Two or three years ago a friend of the editor visited the school of ——— in no distant or obscure part of England; and, observing some deep-coloured stains upon the oaken floor, inquired the cause. He was told that they were occasioned by the leakage of a butt of Madeira which the master of the grammar-school, who had grown lusty, not having had for some time any scholars who might afford him the opportunity of taking exercise, employed himself upon a rainy day in rolling up and down the schoolroom for the purpose of ripening, the wine and keeping himself in good condition. It may be satisfactory to know that this ceremony has ceased, and that the school in question is now carrying out worthily and well the objects for which it was founded.
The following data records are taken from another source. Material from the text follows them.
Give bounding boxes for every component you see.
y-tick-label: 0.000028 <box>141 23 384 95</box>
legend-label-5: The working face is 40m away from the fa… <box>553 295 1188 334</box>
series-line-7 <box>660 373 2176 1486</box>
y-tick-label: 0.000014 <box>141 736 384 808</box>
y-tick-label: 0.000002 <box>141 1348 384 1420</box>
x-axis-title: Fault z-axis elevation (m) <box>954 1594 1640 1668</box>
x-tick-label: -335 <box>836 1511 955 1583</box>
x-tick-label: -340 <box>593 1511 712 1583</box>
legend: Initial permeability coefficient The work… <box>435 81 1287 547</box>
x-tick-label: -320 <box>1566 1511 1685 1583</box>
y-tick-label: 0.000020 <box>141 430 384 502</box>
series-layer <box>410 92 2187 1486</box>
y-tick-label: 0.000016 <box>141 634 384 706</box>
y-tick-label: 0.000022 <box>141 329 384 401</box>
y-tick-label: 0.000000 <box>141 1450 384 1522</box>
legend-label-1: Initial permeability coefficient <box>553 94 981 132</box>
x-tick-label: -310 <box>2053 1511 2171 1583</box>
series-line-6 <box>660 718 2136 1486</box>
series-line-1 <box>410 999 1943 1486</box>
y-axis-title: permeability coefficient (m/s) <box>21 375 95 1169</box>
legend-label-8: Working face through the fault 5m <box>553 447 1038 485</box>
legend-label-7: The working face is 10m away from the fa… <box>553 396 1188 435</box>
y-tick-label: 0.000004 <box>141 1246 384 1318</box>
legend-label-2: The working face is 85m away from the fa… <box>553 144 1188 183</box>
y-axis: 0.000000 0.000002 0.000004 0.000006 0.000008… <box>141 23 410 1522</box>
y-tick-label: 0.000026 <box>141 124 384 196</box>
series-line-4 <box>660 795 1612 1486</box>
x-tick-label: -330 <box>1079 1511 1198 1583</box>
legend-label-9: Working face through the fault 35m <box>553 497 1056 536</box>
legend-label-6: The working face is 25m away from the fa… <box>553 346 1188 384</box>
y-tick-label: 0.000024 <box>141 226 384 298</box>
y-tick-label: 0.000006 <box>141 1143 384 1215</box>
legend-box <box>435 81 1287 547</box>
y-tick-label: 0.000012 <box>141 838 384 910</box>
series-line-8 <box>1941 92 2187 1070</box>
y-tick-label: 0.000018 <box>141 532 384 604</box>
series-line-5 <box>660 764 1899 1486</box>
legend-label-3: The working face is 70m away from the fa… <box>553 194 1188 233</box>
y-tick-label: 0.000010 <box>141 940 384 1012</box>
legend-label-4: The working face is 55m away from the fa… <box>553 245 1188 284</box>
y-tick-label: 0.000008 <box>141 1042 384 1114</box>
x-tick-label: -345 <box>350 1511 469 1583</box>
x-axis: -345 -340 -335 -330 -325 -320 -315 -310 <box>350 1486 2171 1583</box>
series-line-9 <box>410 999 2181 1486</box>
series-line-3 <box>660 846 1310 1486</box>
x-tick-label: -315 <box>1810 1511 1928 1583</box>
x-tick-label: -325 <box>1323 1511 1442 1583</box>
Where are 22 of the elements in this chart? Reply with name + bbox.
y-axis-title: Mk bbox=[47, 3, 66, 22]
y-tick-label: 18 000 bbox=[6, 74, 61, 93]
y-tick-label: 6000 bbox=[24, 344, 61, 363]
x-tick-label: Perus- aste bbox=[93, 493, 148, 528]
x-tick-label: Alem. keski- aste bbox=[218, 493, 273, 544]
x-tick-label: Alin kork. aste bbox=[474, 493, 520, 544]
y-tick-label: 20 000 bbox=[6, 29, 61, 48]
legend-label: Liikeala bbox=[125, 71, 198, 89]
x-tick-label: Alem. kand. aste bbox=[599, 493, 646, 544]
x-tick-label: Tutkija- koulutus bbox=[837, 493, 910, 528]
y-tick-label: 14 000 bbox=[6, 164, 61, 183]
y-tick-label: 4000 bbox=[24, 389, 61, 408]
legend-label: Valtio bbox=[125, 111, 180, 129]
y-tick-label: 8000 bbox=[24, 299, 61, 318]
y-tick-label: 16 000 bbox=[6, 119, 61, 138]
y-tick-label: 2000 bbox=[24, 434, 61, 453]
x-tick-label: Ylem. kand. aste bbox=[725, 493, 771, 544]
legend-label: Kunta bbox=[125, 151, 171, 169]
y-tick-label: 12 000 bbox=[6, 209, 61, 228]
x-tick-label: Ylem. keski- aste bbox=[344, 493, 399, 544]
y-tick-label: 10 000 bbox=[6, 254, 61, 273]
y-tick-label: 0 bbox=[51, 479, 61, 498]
  1. See Carlyle's Concise Description of the English Endowed Grammar Schools, from whose book all the cases alluded to are taken.
  2. Cock-fighting was, in fact, the great national amusement, particularly in the north of England, and Berwick-upon-Tweed was among the places most celebrated for it. The grandfather of a friend of the editor's, some ninety years ago, was travelling in the north of England, when a cock-fighting was about to take place. The parties were in want of an adept in putting on the spurs: he was recognised by an acquaintance, who exclaimed "Here comes a Berwick man; he knows how to do it."—Cock-fighting is now legally a misdemeanour; and on the 15th of April, at the Liverpool Police Court, James Clark, a publican in Houghton Street, was fined £5 and costs for permitting cock-fighting in his house.—Times, April 20, 1857.
  3. Such are the injunctions for building Eton College given by its royal founder Henry VI.
  4. Among the rules of the school at Chigwell, in Essex, which was founded in 1629, it was declared that "the master must be a man of sound religion, neither Papist nor Puritan, of a grave behaviour and sober and honest conversation, no tippler or haunter of alehouses, and no puffer of tobacco.
  5. The grave is on the north side of the chancel, about six rods therefrom, about in a line with the end wall.